Being a language teacher, I am very sensitive to the musicality of different languages, so my main concern was vocabulary. I am one of those travelers who take a little notepad with them wherever they go. Old friends change meaning, some are retired, others are born. Technology makes it easier for us to keep up with those changes more readily. Yet, the fear was palpable for me: my world’s soundtrack is heavily English.
My strategy for staying abreast with language developments in my country is to listen to Brazilian television, radio (internet radio is great!), participate actively in language groups, read at least one novel in Portuguese a year, and speak it every opportunity I get, which isn’t often. I haven’t succumbed to the novelas yet. Soap operas are a staple of Brazilian evenings. Dinner is served before or after their novelas. Conversations, dates, life are scheduled that way too. Or so it feels when I talk to my family down there: Fale logo que a novela já vai começar! (Be quick, the soap opera is about to start). But I digress.

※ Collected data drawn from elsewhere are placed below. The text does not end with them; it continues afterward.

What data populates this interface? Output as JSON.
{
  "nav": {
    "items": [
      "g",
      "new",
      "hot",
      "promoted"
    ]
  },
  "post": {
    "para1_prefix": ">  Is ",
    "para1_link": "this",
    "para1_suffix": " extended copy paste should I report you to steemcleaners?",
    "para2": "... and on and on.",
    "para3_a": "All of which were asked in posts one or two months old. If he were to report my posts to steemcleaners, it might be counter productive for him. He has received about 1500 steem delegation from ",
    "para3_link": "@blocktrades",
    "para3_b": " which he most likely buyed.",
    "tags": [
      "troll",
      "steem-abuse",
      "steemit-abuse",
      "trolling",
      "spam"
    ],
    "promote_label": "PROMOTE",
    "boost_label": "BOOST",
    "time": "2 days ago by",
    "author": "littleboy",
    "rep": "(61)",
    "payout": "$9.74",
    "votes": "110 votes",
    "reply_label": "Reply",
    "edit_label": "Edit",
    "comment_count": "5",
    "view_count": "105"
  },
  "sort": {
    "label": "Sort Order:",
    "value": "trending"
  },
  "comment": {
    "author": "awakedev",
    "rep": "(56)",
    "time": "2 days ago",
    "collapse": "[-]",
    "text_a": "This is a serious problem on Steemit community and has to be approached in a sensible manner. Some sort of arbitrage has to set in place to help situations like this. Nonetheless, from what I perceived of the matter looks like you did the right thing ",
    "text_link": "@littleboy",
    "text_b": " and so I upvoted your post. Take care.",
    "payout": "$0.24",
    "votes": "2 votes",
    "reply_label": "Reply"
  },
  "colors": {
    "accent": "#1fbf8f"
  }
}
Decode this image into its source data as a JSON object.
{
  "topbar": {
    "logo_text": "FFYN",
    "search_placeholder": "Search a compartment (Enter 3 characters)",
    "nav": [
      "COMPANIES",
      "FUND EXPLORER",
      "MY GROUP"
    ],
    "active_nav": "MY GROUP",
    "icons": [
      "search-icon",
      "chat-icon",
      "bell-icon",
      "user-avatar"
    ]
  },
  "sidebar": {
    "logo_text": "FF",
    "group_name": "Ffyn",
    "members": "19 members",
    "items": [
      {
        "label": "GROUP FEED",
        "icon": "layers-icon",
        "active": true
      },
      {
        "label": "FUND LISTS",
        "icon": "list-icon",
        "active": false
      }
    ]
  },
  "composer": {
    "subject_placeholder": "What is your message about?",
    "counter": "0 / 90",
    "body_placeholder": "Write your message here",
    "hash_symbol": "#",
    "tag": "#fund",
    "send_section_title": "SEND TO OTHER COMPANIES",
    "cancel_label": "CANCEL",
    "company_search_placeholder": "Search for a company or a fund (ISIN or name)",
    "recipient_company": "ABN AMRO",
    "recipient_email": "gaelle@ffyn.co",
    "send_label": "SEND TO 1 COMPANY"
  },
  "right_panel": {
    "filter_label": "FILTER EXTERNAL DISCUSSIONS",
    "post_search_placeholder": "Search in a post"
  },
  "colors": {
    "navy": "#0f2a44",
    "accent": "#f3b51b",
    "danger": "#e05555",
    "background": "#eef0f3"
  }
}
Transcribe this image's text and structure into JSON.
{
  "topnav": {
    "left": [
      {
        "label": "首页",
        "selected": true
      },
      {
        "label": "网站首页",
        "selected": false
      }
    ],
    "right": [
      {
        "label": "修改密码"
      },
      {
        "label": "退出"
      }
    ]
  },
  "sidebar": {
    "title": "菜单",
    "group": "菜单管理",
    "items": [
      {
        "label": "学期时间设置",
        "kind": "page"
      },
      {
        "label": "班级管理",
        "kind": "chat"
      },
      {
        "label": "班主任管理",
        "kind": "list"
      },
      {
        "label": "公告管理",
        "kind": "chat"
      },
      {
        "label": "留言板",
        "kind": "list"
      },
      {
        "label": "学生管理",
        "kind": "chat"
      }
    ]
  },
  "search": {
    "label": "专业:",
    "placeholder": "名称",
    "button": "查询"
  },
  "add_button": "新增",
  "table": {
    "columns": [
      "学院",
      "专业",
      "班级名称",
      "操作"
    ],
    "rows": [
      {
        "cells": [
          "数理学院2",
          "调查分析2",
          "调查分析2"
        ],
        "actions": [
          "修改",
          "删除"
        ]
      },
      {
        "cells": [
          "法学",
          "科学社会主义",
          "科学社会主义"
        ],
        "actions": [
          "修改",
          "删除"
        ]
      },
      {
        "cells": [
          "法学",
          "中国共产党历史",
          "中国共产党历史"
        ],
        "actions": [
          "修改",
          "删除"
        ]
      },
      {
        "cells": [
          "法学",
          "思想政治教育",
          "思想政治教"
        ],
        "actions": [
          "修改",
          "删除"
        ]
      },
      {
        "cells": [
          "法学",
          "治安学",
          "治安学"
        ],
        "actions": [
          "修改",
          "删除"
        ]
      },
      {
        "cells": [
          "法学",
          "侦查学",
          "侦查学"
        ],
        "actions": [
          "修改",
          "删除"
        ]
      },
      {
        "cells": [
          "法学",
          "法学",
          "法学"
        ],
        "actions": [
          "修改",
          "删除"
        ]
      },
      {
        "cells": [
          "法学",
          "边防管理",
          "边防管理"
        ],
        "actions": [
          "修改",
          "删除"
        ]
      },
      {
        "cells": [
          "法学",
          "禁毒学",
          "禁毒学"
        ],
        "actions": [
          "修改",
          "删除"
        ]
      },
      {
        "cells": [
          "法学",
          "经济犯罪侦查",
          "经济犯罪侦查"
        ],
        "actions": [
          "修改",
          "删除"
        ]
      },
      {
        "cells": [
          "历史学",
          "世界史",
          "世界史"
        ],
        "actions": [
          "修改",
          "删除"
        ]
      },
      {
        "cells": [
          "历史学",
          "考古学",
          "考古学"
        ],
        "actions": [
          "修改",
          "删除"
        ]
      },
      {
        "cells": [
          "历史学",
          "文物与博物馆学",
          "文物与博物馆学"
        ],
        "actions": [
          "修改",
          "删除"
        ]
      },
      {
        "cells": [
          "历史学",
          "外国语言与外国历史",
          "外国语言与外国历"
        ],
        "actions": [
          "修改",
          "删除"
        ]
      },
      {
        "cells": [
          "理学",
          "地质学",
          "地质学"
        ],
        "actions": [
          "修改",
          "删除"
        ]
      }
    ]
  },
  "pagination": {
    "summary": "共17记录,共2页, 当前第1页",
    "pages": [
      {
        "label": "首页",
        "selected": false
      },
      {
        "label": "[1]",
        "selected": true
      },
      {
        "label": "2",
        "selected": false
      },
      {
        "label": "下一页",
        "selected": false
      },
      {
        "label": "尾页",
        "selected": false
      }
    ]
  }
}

An example I like to use regarding the evolution of words in these 31 years I have lived in the US is the word perua (//peh-ROO-uh//). When I lived in Brazil it meant a turkey hen and also a station wagon. Forward a few years, I go back to Brazil and the station wagon is off the market, the bird is still there, and now a nosy woman is also a perua. A few years after that, the nosy woman has lost her place to an excessively adorned person who now shares the word with the bird.
A single word to designate an animal, a style of automobile, and two types of human beings across time. Language. What a puzzle!